Pd, Letta: “Basta politica fatta di battute”. Renzi: “Basta rinvii”

di Redazione Blitz
Pubblicato il 13 Settembre 2013 - 23:44 OLTRE 6 MESI FA
Pd, Letta: "Basta politica fatta di battute". Renzi: "Fare cose senza rinvii"

Enrico Letta, Matteo Renzi (foto Lapresse)

FIRENZE – Arriva alla prima occasione politica utile la replica, indiretta ma dura, del premier Enrico Letta alle stilettate di Matteo Renzi che, mercoledì ospite a Porta a Porta, aveva definito il premier un uomo interessato più alla seggiola che al bene del Paese. “Se c’è una cosa che detesto – gli risponde Letta dalla Festa di Scelta Civica a Caorle – è la politica fatta a battute che in questo periodo, invece, trionfa. La vita delle persone non la si risolve a battute, ma con i provvedimenti giusti, che hanno bisogno di approfondimenti”. A distanza, ma a stretto giro di posta, gli risponde il rottamatore che, parlando alla festa del Pd di Firenze, si interroga: “Io faccio battute? La differenza tra i politici non è fra chi fa le battute e chi non le fa ma fra chi fa le cose e chi le rinvia”. “Forse – aggiunge – ho esagerato a parlare di temi concreti e ho paura di essere stato noioso, ma a Firenze la politica si fa con il sorriso”. Salvo poi scusarsi per la battuta.

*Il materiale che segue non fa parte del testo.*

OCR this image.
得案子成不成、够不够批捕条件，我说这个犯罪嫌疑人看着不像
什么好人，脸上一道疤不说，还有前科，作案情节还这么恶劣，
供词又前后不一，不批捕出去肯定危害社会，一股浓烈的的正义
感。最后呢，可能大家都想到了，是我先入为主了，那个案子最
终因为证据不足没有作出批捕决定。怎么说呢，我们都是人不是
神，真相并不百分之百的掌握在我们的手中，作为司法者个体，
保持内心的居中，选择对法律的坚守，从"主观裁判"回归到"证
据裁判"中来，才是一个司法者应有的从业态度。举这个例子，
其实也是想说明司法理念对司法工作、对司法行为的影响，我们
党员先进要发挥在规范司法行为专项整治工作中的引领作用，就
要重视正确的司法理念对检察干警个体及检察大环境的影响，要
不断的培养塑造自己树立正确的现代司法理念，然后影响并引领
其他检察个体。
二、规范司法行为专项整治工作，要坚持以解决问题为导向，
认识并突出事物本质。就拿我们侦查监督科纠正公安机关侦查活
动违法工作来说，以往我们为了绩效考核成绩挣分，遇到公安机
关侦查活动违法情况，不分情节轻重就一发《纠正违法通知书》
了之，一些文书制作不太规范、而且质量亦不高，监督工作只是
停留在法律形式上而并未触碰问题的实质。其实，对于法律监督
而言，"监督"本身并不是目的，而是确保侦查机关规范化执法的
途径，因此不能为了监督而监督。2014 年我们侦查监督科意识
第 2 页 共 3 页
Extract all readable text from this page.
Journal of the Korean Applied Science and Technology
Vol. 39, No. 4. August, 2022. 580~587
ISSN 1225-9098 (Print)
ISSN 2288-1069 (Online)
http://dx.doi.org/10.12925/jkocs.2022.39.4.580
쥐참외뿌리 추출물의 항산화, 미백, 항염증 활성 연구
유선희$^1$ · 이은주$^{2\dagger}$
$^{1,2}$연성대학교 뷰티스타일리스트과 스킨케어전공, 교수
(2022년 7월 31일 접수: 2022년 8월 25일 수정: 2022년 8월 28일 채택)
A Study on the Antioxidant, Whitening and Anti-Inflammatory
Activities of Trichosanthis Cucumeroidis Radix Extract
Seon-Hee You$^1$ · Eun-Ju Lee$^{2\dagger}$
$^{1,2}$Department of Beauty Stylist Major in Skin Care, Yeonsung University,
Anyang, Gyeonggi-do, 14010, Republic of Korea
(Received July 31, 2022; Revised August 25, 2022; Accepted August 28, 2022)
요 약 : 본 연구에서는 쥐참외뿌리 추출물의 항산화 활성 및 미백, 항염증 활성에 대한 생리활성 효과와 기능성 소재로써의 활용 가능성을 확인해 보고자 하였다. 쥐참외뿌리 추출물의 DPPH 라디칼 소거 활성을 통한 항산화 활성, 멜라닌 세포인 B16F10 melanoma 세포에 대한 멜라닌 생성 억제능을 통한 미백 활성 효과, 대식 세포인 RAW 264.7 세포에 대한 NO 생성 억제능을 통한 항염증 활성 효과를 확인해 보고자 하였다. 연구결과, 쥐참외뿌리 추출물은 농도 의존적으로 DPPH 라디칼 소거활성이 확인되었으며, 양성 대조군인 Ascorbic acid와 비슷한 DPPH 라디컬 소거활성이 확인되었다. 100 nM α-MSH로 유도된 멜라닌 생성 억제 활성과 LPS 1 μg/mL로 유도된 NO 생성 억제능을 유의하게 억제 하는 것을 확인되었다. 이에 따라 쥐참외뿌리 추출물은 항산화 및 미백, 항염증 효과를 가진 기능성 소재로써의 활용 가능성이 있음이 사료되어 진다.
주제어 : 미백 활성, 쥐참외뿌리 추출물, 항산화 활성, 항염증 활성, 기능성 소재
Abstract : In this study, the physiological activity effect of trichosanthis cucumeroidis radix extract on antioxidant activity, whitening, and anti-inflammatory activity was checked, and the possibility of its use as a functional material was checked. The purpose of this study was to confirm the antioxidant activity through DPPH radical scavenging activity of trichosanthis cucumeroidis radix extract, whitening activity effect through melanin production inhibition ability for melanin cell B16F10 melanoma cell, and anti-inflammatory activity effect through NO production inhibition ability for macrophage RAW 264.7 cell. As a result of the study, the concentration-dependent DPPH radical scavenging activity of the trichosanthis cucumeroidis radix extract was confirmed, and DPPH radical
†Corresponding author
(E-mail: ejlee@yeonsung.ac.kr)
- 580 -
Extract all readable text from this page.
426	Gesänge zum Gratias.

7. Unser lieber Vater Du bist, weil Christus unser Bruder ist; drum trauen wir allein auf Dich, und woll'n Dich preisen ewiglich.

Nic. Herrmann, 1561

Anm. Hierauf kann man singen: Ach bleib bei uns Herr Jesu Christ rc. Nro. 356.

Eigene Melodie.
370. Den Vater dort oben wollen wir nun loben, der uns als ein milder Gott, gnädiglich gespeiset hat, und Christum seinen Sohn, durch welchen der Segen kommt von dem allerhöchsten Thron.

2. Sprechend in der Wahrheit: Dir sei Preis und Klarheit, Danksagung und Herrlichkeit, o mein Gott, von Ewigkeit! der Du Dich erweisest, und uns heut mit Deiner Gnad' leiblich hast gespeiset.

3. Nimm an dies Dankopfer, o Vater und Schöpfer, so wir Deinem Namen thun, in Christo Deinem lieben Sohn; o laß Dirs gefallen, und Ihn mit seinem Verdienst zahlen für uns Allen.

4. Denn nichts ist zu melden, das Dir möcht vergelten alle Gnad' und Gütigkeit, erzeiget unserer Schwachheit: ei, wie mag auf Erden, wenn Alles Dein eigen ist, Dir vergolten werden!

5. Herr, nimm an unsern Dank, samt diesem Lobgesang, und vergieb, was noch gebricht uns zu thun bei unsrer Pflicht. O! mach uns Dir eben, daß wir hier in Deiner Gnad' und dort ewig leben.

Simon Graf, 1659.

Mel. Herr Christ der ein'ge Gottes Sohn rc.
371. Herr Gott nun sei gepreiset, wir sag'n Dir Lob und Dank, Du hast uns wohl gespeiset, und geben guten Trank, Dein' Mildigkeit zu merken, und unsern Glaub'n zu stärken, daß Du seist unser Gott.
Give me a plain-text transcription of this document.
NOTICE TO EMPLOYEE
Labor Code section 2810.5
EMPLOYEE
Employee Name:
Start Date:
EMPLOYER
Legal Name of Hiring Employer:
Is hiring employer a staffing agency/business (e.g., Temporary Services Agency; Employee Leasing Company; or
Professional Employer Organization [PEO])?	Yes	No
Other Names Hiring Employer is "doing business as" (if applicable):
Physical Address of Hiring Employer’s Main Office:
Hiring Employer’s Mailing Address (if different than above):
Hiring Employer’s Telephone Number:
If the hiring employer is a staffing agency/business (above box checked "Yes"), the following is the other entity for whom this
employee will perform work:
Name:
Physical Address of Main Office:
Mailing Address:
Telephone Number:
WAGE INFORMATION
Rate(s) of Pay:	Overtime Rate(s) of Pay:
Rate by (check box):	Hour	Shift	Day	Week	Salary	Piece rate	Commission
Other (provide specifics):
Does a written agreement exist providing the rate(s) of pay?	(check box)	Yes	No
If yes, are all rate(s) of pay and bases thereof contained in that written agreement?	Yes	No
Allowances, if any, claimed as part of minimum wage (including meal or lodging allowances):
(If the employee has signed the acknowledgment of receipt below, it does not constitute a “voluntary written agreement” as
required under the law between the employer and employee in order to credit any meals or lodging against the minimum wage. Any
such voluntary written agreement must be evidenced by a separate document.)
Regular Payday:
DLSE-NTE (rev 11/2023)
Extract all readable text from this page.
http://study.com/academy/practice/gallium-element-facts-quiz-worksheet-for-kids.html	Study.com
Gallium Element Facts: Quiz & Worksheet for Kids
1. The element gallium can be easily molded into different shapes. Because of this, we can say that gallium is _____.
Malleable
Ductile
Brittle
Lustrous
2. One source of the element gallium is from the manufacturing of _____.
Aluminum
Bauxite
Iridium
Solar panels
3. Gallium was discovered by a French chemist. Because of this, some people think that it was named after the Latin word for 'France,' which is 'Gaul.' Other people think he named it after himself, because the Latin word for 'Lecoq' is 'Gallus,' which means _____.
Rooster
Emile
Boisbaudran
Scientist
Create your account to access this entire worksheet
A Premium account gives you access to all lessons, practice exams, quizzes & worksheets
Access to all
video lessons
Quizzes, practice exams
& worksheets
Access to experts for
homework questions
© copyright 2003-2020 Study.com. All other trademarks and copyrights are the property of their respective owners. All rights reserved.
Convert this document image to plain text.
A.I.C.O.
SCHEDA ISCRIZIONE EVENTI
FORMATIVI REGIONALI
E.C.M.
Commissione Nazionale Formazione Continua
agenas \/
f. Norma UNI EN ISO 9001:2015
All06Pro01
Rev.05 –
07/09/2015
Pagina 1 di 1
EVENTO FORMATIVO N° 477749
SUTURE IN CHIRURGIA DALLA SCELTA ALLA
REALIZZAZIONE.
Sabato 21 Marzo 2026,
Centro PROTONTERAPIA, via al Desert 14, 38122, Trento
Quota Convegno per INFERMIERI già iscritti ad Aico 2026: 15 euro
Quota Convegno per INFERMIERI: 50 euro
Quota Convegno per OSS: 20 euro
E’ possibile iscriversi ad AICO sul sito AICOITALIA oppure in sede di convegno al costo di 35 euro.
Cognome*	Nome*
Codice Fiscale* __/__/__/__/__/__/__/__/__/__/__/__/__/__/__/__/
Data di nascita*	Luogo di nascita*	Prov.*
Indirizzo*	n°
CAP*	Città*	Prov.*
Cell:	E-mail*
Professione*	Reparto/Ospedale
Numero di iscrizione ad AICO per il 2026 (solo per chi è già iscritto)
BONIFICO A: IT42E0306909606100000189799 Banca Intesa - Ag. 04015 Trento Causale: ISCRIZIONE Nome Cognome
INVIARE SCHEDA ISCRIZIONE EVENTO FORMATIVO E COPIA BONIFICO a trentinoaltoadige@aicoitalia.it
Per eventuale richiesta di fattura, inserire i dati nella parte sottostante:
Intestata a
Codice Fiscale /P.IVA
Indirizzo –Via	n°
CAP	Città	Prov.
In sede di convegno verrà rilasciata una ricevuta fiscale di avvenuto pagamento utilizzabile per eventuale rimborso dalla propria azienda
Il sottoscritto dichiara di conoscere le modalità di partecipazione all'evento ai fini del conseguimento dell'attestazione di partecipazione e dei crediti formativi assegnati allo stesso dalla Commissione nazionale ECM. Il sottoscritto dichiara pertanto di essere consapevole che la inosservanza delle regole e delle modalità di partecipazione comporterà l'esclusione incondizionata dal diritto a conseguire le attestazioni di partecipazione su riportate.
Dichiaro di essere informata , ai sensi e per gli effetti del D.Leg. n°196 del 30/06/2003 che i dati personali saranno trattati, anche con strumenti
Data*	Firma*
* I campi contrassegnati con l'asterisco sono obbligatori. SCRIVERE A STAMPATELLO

Le parole del rottamatore da Vespa, sulle quali era tornato anche Bersani bollandole come “ingenerose”, non sono passate inosservate dalle parti di Palazzo Chigi e i segnali di irritazione per quelle uscite sono arrivati forti e chiari. Tutti rilasciano dichiarazioni distese: “Renzi ha promesso che non ostacolerà il governo”, ha detto giovedì il segretario Guglielmo Epifani dopo un incontro col rottamatore durato ben 90 minuti. “Credo che il governo Letta vada avanti e faccia le cose per bene”, abbassa i toni Matteo Renzi. Ma le acque restano comunque agitate nel momento in cui il Pd sta, tra l’altro, faticosamente, tentando di trovare un’intesa sulle regole del congresso per evitare un braccio di ferro all’Assemblea del 20 e 21 settembre. Gli sherpa sono al lavoro e ci sono continui contatti tra i componenti della commissione congresso. Il problema è che nell’incontro con Epifani, Renzi ha di fatto alzato la posta con l’obiettivo di ottenere certezze sulla data del congresso.

Per questo la proposta del sindaco, che ha sparigliato le carte, è stata quella di anticipare il congresso nazionale rispetto a quelli locali da fare sei mesi dopo successivamente a una intensa campagna di tesseramento. Un’ipotesi che, però, cozza del tutto con lo schema immaginato finora da Epifani, e sottoscritto dai bersaniani, di fare un congresso dal basso, partendo dai circoli e discutendo, almeno fino ai provinciali, di un documento unitario evitando lo scontro sui candidati nazionali.

Ciò su cui, in ogni caso, i renziani non sono disposti a cedere è la data del congresso nazionale (con il riferimento che resta il 24 novembre) così come la platea ampia per i congressi regionali che chiedono si tengano o insieme al nazionale o successivamente ad esso. Attualmente lo statuto prevede che i segretari regionali vengano eletti a due anni dall’elezione del segretario nazionale (anche se finora sono stati eletti contestualmente al segretario nazionale). Lo stesso Epifani ieri ha ammesso che la strada è difficile ma nelle prossime ore continueranno le trattative.

Che, se dovessero andare a buon fine, potrebbero portare a siglare un’intesa in una riunione del comitato congresso martedì. Qualora non ci fosse un’intesa il rischio è quello di una prova di forza in Assemblea della quale è però difficile prevedere l’esito visto che, nonostante la maggioranza sia sulla carta bersaniana, si deve fare i conti con i posizionamenti delle ultime settimane e con il fatto che fare la guerra a Renzi è, comunque, rischioso per tutti.

Anche per questo, quantomeno sulla data, è probabile che alla fine si arrivi a un’intesa. Anche il diretto competitor del rottamatore, Gianni Cuperlo, che sabato, a margine della festa del Pd a Milano, avrà un incontro con Pier Luigi Bersani, sottolinea di essere favorevole a tenere il congresso a fine novembre. Quanto alle regole, il suo primo grande elettore, Massimo D’Alema, fa sapere di non essere particolarmente interessato al dibattito. “Non ne so niente – dice – decideranno loro: io il 20 (data dell’Assemblea) sarò a un convegno internazionale”.